Millilerimiz'in grup maçları başlayıp, boyumuzun ölçüsü konusundaki bölümler bittiğinde, heyecanlı olmasını beklediğimiz bir polisiyenin ilk dakikalarında katil belli olmuştu. Andorra maçına çıkarken endişelerin en büyüğü, çoğunluğu amatör olan bir takımı yenememek oldu. Karşımıza keyif yapmak için çıkıp, üstüne de milli olma avantajını yakalayan oyuncular çıktı. Baskı yapalım, golleri erken bulalım, umutlarını kıralım gibi aktif hamleler kendilerine yer bulamıyordu motivasyon tabelasında. Çünkü rakip "ne kadar az yersek, o kadar iyi" ekolünden geliyordu. Ne morallerini bozuyorlardı, ne de istiflerini.
Kolay'ı zor yapanlardan bunlar...
Sinir bozan rakipleri geçmenin en kısa yolu duran toplardı. İlkinde Selçuk İnan'ın ustalığıyla, kendi stresimizi de bitirdik, maçı da. "Bu takımı bile yenemediniz" klişesi ortadan kalktı.
Selçuk golü attığında, Abdullah Hoca'nın onu "sisteme uymuyor" diye kulübede bıraktığı ilk maçlar geldi aklımıza.
Sistem veya hak etme kıstasları ile ilgili belirsizlik yeniden belirdi. Nuri - Sercan hangi performansları ile sahadaydı veya Alper Potuk'un oynamama nedeni neydi? Hoca'nın eski talebesi olmak veya Hoca'nın keşfi haline gelmek, ilk tercih olmak durumu yaratıyordu sanki. Kriter performansta değil, duygularda yatıyor belki de.
Hamit ve Emre'nin olmadığı takımın, epey bir nebze akıl - fikirden eksik kaldığı da ortada.
Şimdi ikinci bölüme geçelim o zaman.
Pişirmeyi bilmeyen, öğrenmeyen, yamaklar ile yiyenlerin kadrosu var sahada.

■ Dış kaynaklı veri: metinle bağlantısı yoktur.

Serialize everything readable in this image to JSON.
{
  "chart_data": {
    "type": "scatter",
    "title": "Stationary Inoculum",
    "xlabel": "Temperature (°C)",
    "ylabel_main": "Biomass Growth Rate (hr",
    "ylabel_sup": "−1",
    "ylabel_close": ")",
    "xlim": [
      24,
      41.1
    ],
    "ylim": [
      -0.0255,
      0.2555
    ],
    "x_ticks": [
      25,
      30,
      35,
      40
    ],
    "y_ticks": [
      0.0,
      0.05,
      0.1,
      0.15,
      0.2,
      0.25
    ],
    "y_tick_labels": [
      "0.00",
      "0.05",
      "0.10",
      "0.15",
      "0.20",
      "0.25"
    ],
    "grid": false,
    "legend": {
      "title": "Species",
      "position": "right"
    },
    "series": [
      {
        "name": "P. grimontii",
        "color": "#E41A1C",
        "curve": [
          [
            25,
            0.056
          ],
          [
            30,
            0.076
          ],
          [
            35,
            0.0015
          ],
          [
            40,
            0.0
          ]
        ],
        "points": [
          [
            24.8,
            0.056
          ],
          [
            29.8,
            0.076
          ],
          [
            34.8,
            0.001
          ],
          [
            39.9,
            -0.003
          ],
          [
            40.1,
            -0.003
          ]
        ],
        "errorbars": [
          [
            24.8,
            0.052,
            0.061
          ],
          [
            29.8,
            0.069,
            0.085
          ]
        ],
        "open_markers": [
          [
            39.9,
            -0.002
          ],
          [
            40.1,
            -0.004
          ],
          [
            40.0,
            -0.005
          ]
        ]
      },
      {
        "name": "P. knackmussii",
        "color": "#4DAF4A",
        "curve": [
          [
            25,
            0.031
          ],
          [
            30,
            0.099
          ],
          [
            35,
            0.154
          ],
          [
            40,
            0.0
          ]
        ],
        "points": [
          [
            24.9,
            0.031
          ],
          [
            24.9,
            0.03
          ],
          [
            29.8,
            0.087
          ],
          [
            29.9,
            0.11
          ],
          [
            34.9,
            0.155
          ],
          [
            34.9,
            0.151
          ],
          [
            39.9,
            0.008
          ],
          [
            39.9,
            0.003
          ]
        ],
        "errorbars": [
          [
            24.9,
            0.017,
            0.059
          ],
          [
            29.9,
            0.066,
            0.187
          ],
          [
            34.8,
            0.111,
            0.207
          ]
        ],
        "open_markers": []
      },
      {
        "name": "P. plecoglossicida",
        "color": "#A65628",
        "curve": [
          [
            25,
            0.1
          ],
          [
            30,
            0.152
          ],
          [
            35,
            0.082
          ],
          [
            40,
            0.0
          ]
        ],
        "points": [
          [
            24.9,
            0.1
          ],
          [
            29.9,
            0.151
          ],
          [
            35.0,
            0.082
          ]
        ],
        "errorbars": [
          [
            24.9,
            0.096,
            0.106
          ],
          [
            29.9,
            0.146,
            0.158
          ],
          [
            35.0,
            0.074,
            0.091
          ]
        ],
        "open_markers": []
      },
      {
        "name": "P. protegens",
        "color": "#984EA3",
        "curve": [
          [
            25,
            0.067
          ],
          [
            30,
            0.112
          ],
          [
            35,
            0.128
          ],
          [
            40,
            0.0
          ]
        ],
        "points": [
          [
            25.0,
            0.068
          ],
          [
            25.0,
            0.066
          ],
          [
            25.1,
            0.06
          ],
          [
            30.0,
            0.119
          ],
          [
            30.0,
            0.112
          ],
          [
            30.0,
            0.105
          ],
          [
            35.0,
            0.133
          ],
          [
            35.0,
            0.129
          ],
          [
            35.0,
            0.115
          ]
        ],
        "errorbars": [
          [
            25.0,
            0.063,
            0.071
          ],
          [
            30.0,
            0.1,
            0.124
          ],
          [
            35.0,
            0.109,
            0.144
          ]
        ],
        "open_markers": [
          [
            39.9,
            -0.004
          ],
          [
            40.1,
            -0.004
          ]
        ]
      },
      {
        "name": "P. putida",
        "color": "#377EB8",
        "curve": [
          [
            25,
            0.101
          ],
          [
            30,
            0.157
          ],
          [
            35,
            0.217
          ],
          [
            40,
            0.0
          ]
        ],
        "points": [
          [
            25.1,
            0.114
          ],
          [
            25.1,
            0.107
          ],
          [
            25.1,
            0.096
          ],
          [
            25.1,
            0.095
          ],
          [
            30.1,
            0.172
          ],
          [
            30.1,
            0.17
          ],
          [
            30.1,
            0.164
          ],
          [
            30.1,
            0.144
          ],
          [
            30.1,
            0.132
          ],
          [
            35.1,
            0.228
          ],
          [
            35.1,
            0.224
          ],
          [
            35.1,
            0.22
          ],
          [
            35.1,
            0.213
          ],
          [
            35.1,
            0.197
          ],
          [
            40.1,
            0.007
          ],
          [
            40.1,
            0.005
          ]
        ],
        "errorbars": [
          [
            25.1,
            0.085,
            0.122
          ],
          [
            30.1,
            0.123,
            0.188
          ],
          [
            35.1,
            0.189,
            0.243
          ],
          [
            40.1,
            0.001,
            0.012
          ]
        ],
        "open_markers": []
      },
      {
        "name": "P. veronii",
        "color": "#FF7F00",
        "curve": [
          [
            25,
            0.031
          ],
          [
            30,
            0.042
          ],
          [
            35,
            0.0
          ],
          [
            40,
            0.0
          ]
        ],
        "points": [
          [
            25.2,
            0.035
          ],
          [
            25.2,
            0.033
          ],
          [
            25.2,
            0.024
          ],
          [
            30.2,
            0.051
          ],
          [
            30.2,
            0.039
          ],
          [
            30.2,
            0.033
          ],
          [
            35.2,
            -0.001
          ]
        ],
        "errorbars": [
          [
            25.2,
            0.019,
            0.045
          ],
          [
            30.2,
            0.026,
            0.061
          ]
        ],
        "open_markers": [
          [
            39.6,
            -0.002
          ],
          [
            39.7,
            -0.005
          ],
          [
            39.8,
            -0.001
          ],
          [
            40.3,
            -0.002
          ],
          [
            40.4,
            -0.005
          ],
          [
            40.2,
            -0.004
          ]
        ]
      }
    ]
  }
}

Bu noktada Abdullah Avcı'nın ısrar ettiği kadro, kırılma noktalarında geriye döneceklerden değil.
"Bu oyuncularla, bu kadar" bir görüştür."Doğru oyuncuları bul - buluştur, fikri olanı yarat" diye, teknik adama soru sormak ikinci bakış açısı. İki maçtan kayıpsız çıkmak bir hedefti. İlk ayakta sorun kalmadı. Şimdi Macarlar ile oynayacağız.
Sadece yenmek değil, iki farklı yenmek de önemli. İkili averajda avantajı ele geçirmek, muhtemel puan eşitliğinde rakibi baskı altında bırakmak için.
14
Avcı döneminde 14 milli maçta ay-yıldızlılar altı galibiyet, bir beraberlik ve yedi tane de yenilgi aldılar.